Je remplace mon collègue Philippe Latombe.
La question des mineurs non accompagnés provoque d'importants débats, notamment sur les modalités de détermination de la minorité. L'évaluation de leur âge repose sur des faisceaux d'indices prévus par le législateur ou par décret, qui ne font pas toujours l'objet de consensus.

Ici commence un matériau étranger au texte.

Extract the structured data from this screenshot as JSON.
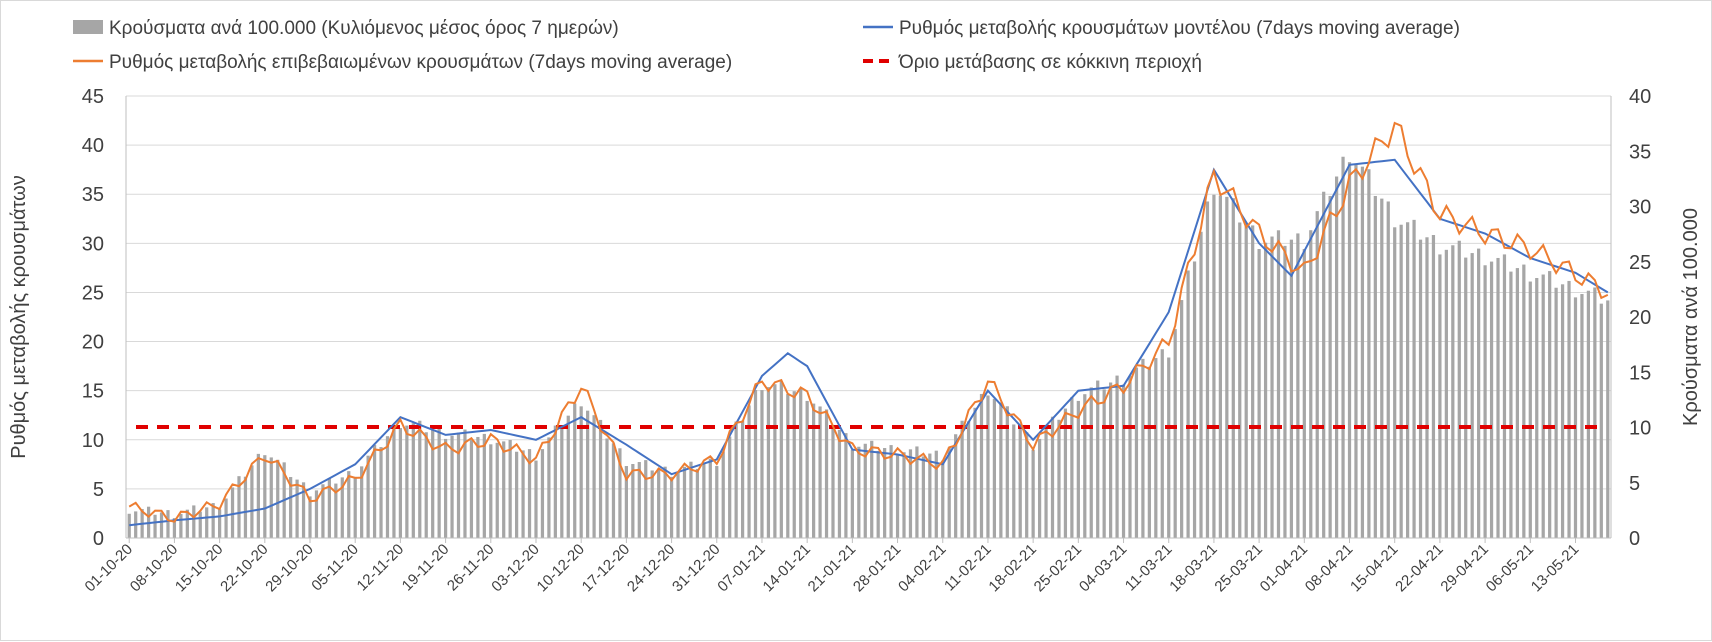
{
  "chart_data": {
    "type": "bar+line",
    "title": "",
    "legend": {
      "placement": "top",
      "items": [
        {
          "key": "bars",
          "label": "Κρούσματα ανά 100.000 (Κυλιόμενος μέσος όρος 7 ημερών)",
          "symbol": "bar"
        },
        {
          "key": "model",
          "label": "Ρυθμός μεταβολής κρουσμάτων μοντέλου (7days moving average)",
          "symbol": "line"
        },
        {
          "key": "confirmed",
          "label": "Ρυθμός μεταβολής επιβεβαιωμένων κρουσμάτων (7days moving average)",
          "symbol": "line"
        },
        {
          "key": "threshold",
          "label": "Όριο μετάβασης σε κόκκινη περιοχή",
          "symbol": "dashed"
        }
      ]
    },
    "y_left": {
      "label": "Ρυθμός μεταβολής κρουσμάτων",
      "min": 0,
      "max": 45,
      "ticks": [
        "0",
        "5",
        "10",
        "15",
        "20",
        "25",
        "30",
        "35",
        "40",
        "45"
      ]
    },
    "y_right": {
      "label": "Κρούσματα ανά 100.000",
      "min": 0,
      "max": 40,
      "ticks": [
        "0",
        "5",
        "10",
        "15",
        "20",
        "25",
        "30",
        "35",
        "40"
      ]
    },
    "grid": true,
    "x_ticks": [
      "01-10-20",
      "08-10-20",
      "15-10-20",
      "22-10-20",
      "29-10-20",
      "05-11-20",
      "12-11-20",
      "19-11-20",
      "26-11-20",
      "03-12-20",
      "10-12-20",
      "17-12-20",
      "24-12-20",
      "31-12-20",
      "07-01-21",
      "14-01-21",
      "21-01-21",
      "28-01-21",
      "04-02-21",
      "11-02-21",
      "18-02-21",
      "25-02-21",
      "04-03-21",
      "11-03-21",
      "18-03-21",
      "25-03-21",
      "01-04-21",
      "08-04-21",
      "15-04-21",
      "22-04-21",
      "29-04-21",
      "06-05-21",
      "13-05-21"
    ],
    "x_days": 230,
    "colors": {
      "bars": "#a6a6a6",
      "model": "#4472c4",
      "confirmed": "#ed7d31",
      "threshold": "#e00000",
      "grid": "#d9d9d9"
    },
    "threshold_value": 11.3,
    "series": [
      {
        "name": "Κρούσματα ανά 100.000 (Κυλιόμενος μέσος όρος 7 ημερών)",
        "axis": "right",
        "kind": "bar",
        "points": [
          [
            0,
            2.6
          ],
          [
            7,
            2.2
          ],
          [
            14,
            3.0
          ],
          [
            21,
            8.0
          ],
          [
            28,
            4.2
          ],
          [
            35,
            6.0
          ],
          [
            42,
            10.5
          ],
          [
            49,
            9.5
          ],
          [
            56,
            9.0
          ],
          [
            63,
            7.5
          ],
          [
            70,
            12.5
          ],
          [
            77,
            7.0
          ],
          [
            84,
            6.0
          ],
          [
            91,
            7.0
          ],
          [
            98,
            14.0
          ],
          [
            105,
            13.0
          ],
          [
            112,
            8.5
          ],
          [
            119,
            8.0
          ],
          [
            126,
            7.5
          ],
          [
            133,
            13.5
          ],
          [
            140,
            8.5
          ],
          [
            147,
            13.0
          ],
          [
            154,
            14.5
          ],
          [
            161,
            17.0
          ],
          [
            168,
            32.0
          ],
          [
            175,
            27.0
          ],
          [
            182,
            27.0
          ],
          [
            189,
            35.0
          ],
          [
            196,
            29.0
          ],
          [
            203,
            26.5
          ],
          [
            210,
            25.5
          ],
          [
            217,
            24.0
          ],
          [
            229,
            21.5
          ]
        ]
      },
      {
        "name": "Ρυθμός μεταβολής κρουσμάτων μοντέλου (7days moving average)",
        "axis": "left",
        "kind": "line",
        "points": [
          [
            0,
            1.3
          ],
          [
            7,
            1.8
          ],
          [
            14,
            2.2
          ],
          [
            21,
            3.0
          ],
          [
            28,
            5.0
          ],
          [
            35,
            7.5
          ],
          [
            42,
            12.3
          ],
          [
            49,
            10.5
          ],
          [
            56,
            11.0
          ],
          [
            63,
            10.0
          ],
          [
            70,
            12.3
          ],
          [
            77,
            9.5
          ],
          [
            84,
            6.5
          ],
          [
            91,
            8.0
          ],
          [
            98,
            16.5
          ],
          [
            102,
            18.8
          ],
          [
            105,
            17.5
          ],
          [
            112,
            9.0
          ],
          [
            119,
            8.5
          ],
          [
            126,
            7.5
          ],
          [
            133,
            15.0
          ],
          [
            140,
            10.0
          ],
          [
            147,
            15.0
          ],
          [
            154,
            15.5
          ],
          [
            161,
            23.0
          ],
          [
            168,
            37.5
          ],
          [
            175,
            30.0
          ],
          [
            180,
            26.7
          ],
          [
            189,
            38.0
          ],
          [
            196,
            38.5
          ],
          [
            203,
            32.5
          ],
          [
            210,
            31.0
          ],
          [
            217,
            28.5
          ],
          [
            224,
            27.0
          ],
          [
            229,
            25.0
          ]
        ]
      },
      {
        "name": "Ρυθμός μεταβολής επιβεβαιωμένων κρουσμάτων (7days moving average)",
        "axis": "left",
        "kind": "line",
        "points": [
          [
            0,
            3.2
          ],
          [
            7,
            2.0
          ],
          [
            14,
            3.5
          ],
          [
            21,
            8.5
          ],
          [
            28,
            4.0
          ],
          [
            35,
            6.0
          ],
          [
            42,
            11.5
          ],
          [
            49,
            9.0
          ],
          [
            56,
            10.0
          ],
          [
            63,
            8.0
          ],
          [
            70,
            15.5
          ],
          [
            77,
            6.5
          ],
          [
            84,
            6.5
          ],
          [
            91,
            8.0
          ],
          [
            98,
            16.0
          ],
          [
            105,
            14.5
          ],
          [
            112,
            9.0
          ],
          [
            119,
            8.5
          ],
          [
            126,
            7.5
          ],
          [
            133,
            16.0
          ],
          [
            140,
            9.5
          ],
          [
            147,
            13.0
          ],
          [
            154,
            15.5
          ],
          [
            161,
            20.0
          ],
          [
            168,
            37.0
          ],
          [
            175,
            31.0
          ],
          [
            182,
            27.0
          ],
          [
            189,
            36.0
          ],
          [
            196,
            42.0
          ],
          [
            203,
            33.0
          ],
          [
            210,
            31.0
          ],
          [
            217,
            29.5
          ],
          [
            229,
            25.0
          ]
        ]
      }
    ]
  }
}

Au 31 décembre 2019, selon l'Assemblée des départements de France, l'aide sociale à l'enfance prenait en charge près de 40 000 mineurs non accompagnés (MNA). Pour l'ensemble de l'année 2020, 40 000 personnes étrangères se présentant comme mineures devraient avoir sollicité le statut de MNA, dont la moitié environ devrait être intégrée au dispositif de l'ASE, soit directement par les services du département, soit par le juge après un recours introduit par les candidats recalés, soit un total d'environ 20 000 personnes.
Cette situation engendre des crispations, en particulier dans les départements qui supportent le coût de la prise en charge, lequel s'élève en moyenne à 50 000 euros par mineur et par an. Le coût total pour la collectivité en 2019 s'élevait à 2 milliards d'euros, à la charge des départements qui reçoivent une compensation de l'État pour une partie de ces dépenses, contre 50 millions en 2012. Ce chiffre pourrait atteindre 2,5 milliards d'euros en 2020 et, si la dynamique actuelle perdure, 3 milliards d'euros en 2021.
Votre texte, madame la rapporteure, propose de remplacer la présomption de minorité qui prévaut dans notre droit positif par une présomption de majorité lorsque l'intéressé refuse de se soumettre à un examen médical d'évaluation de son âge. Le groupe Modem et Démocrates apparentés n'est pas favorable à cette proposition de loi qui tend à créer un régime d'exception contraire à l'intérêt supérieur de l'enfant. Comme l'ont dit les deux orateurs précédents, il comporte un risque d'inconstitutionnalité, point que je vais développer pour expliquer notre position.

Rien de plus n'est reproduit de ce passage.